Noté un extraño escozor en los ojos que había sentido algunas otras veces anteriormente, pero que siempre había logrado reprimir. Reprimir las lágrimas. Eso era lo que siempre me habían enseñado a hacer. Sin embargo, esa vez era más complicado, como si las lágrimas estuviesen luchando por salir. No iba a llorar. Me lo repetí mentalmente. Eso era de débiles. Y yo no era una. Mi madre me había criado para que no lo fuese.

«Por Dios, Alley, no seas patética».

Abracé mis piernas, queriendo desaparecer. Hundí la cara en mis rodillas.

Al levantar de nuevo la cabeza, dirigí mi mirada hacia los dos hombres malencarados que andaban rondando por la sala y analizando cada rincón cuidadosamente. Apreté mis puños inconscientemente, solo me di cuenta cuando noté como mis uñas se hundían en la carne de mis manos. Extendí mis dedos. Mis uñas eran demasiado largas. Era hasta doloroso.

—¡Falta la hija! —indicó uno de ellos, mosqueado. Ese tenía más cara de imbécil.

Apreté los labios. La hija les iba a volar la cabeza en cuanto pudiese.

Distraídamente, jugué con uno de los hilos sueltos de mi camiseta verde deshilachada. No recordaba haber tenido otra ropa. A veces me apetecería ser una de las supermodelos de las películas. Esas que tenían nuevos estilos cada día.

—No me había dado cuenta, como apenas la hemos estado buscando... —murmuró el otro. Ese me intimidaba más, y aunque no era el que había matado a mi madre, también me cabreaba más. Sería mi primer objetivo cuando aprendiese a matar.

—Tío, deja el puto sarcasmo a un lado, aunque sea durante un momento.

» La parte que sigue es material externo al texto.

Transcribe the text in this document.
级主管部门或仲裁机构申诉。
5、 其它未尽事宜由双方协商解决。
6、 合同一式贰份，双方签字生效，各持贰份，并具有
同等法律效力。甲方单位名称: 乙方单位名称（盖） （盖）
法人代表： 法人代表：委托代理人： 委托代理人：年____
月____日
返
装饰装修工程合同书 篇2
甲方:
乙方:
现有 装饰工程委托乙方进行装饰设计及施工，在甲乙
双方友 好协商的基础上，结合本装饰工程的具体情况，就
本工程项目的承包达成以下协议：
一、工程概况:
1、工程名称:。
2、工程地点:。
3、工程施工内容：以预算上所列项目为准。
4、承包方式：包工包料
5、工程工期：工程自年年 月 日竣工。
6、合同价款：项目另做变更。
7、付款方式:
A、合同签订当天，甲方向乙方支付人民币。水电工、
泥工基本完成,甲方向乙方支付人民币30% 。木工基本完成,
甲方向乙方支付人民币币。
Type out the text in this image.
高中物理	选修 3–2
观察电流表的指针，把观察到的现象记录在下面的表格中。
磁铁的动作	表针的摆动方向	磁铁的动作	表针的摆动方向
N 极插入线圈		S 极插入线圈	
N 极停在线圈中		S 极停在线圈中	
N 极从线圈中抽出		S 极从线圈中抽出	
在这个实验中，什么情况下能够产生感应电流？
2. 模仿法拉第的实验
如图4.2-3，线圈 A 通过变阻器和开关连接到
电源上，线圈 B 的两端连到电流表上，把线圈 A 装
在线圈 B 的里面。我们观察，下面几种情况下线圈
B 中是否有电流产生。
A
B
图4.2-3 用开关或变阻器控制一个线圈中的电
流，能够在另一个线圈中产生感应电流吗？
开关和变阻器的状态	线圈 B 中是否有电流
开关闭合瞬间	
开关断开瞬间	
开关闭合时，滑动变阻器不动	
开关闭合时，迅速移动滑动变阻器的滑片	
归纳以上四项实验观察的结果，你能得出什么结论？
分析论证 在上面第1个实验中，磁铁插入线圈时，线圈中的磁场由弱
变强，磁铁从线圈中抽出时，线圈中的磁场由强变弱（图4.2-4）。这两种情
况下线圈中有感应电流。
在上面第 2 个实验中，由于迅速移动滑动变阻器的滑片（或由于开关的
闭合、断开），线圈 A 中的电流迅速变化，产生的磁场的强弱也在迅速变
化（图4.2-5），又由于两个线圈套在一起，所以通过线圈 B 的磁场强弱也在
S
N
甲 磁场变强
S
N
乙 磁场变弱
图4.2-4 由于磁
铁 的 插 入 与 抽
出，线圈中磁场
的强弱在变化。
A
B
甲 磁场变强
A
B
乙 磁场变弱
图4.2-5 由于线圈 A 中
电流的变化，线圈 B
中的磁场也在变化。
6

—Perdería mi gracia —tragué saliva al notar la voz cada vez más cerca de mí.

Me apresuré a volver a agacharme tras las butacas para que no me viesen. Mejor me ocupaba primero de escapar, y luego ya veríamos cómo me los cargaba. No sabía adónde iría ni si merecía la pena, pero no iba a dejar que esos puñeteros me matasen. Sin embargo, estaba paralizada.

—Si no tienes ninguna gracia...

—No me digas esas cosas tan feas, que me pongo a llorar —ironizó.

Justo en ese momento, noté como unas botas se detenían justo a mi lado. Oh, no. Ya la había cagado.

Me atreví a volverme, temblorosa, para encontrarme con unos ojos grises clavados en mí. Yo palidecí, al mismo tiempo que él se llevaba una mano al cinturón en el que llevaba la pistola. Solo que no llegó a cogerla. Simplemente se quedó en esa posición, analizando cada milímetro de mi cara. Sin saber muy bien por qué, yo hice lo mismo; y a pesar de que estaba oscuro y no podía verlo muy bien, sabía que sus ojos brillaban.